For this homily, luck was the foundation. I stumbled upon an issue of U.S. Catholic where I read a story that I could develop and adapt. The story became the substance of the homily. The visual imagery and emotional resonance were all accessible — connecting with what most of us experience — or so I hoped. I credit myself with manufacturing the laugh line craftily woven into the story. The article, by the way, was written by a laywoman. I don’t recall her name. Did she ever publish again? Dunno. Maybe this was her GOAT. It looks like U.S. Catholic has disappeared. Don’t look there for your inspiration.

I’ve used this homily on two or three occasions and nurtured its development. The story has moved from an illustration of my main point to almost standing on its own. If you get the story, you get the point. To explain it would undermine it.

Do you want to hear my GOAT? If I’m preaching on Corpus Christi next year, I will pull it off the shelf, but you will get a variant. (Are you going to scream if you hear “variant” or “abundance of caution” one more time? You never cross the same river twice, said the philosopher Heraclitus.) I’ve got to be careful about prayer, because that’s where I might hear: “Pleased with yourself, aren’t you? Just stand pat and get your laugh. If you don’t want to dive deeper, why should anyone else?”

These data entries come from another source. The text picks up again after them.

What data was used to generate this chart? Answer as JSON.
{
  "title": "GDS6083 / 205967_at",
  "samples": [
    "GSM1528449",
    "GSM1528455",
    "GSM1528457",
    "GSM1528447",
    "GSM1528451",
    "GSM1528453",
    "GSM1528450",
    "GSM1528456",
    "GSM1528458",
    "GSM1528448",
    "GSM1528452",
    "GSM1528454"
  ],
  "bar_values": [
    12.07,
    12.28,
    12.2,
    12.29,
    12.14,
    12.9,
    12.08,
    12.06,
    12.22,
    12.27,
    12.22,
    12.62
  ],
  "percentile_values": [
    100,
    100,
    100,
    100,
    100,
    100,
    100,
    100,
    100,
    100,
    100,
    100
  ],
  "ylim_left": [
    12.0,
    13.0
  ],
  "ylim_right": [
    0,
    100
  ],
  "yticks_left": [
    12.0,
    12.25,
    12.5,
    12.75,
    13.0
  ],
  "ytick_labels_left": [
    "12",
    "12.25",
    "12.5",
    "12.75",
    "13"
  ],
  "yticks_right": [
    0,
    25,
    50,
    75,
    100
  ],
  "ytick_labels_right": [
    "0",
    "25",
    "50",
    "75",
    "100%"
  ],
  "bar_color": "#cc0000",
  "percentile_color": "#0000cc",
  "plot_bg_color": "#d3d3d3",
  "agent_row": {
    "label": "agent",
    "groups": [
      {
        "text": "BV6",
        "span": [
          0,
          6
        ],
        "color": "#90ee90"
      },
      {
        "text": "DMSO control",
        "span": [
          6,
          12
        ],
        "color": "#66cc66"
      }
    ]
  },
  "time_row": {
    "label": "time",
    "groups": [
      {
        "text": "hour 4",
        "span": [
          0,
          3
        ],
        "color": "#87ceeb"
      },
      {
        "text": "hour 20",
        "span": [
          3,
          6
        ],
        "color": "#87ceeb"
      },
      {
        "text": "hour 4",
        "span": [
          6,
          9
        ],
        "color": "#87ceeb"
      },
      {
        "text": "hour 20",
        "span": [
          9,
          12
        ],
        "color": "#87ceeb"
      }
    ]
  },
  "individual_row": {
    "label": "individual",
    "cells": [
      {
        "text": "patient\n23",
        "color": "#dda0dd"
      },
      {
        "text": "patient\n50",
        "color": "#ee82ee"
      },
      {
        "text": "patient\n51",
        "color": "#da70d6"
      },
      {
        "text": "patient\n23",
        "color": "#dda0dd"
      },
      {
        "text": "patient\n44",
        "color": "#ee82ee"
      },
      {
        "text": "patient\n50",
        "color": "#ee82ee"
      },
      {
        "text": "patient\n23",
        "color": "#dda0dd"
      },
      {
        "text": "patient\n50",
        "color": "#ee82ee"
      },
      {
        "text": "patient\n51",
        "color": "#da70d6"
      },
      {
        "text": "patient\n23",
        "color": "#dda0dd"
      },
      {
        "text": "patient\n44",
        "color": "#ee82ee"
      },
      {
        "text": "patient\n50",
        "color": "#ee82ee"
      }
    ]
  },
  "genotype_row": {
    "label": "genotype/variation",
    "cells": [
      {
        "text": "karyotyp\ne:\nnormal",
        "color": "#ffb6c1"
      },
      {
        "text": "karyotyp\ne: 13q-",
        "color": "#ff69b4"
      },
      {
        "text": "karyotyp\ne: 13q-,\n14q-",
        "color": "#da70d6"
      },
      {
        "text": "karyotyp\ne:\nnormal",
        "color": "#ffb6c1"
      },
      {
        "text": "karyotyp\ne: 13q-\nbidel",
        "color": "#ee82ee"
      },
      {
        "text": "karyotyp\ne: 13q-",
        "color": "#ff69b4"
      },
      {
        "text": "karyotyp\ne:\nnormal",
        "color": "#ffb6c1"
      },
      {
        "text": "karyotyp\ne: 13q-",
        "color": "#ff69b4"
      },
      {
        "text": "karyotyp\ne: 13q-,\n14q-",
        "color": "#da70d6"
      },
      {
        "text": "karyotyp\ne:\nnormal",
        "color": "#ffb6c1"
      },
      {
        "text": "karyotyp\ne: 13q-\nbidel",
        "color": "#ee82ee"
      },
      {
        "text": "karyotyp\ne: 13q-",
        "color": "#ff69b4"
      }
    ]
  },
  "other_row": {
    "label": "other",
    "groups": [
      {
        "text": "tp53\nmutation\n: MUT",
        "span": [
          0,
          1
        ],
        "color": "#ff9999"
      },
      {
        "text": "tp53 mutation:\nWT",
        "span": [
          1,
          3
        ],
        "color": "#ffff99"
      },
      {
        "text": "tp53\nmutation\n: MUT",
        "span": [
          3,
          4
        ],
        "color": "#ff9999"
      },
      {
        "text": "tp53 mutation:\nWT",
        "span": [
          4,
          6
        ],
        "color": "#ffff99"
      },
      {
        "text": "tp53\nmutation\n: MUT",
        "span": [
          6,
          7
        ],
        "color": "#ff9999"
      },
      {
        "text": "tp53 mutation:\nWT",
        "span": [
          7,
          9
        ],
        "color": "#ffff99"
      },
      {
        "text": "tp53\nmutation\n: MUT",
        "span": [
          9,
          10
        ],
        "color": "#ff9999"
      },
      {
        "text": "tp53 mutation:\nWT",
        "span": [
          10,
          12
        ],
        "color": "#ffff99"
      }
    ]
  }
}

What reaction does a homilist expect to his GOAT? Something like: “You really hit that one out of the park.” “I listened to Bishop Barron’s homily for this Sunday, but you outdid him.” “Thank you. You’ve completely changed the way I think about the Eucharist.” I have no recollection of such reactions to my GOAT. What I recall is: “That was a nice story, Father.” Nice. The earth was not moved. But I was.

And now, a public service appeal. Dear reader, if you received the COVID-19 vaccination, thank you, especially if you had to overcome apprehension and distrust, having more regard for the health and safety of others than for yourself. Now, be an apostle of vaccination. Not vaccinated? Then do it. We may never know whether COVID-19 was a natural occurrence or the result of human error or ignorance. But we do know that prolonging the pandemic is due to human error and ignorance. So, for your sake and for your neighbor, to avoid becoming the vector of another variant or out of an abundance of caution — get vaccinated. Now, you may scream.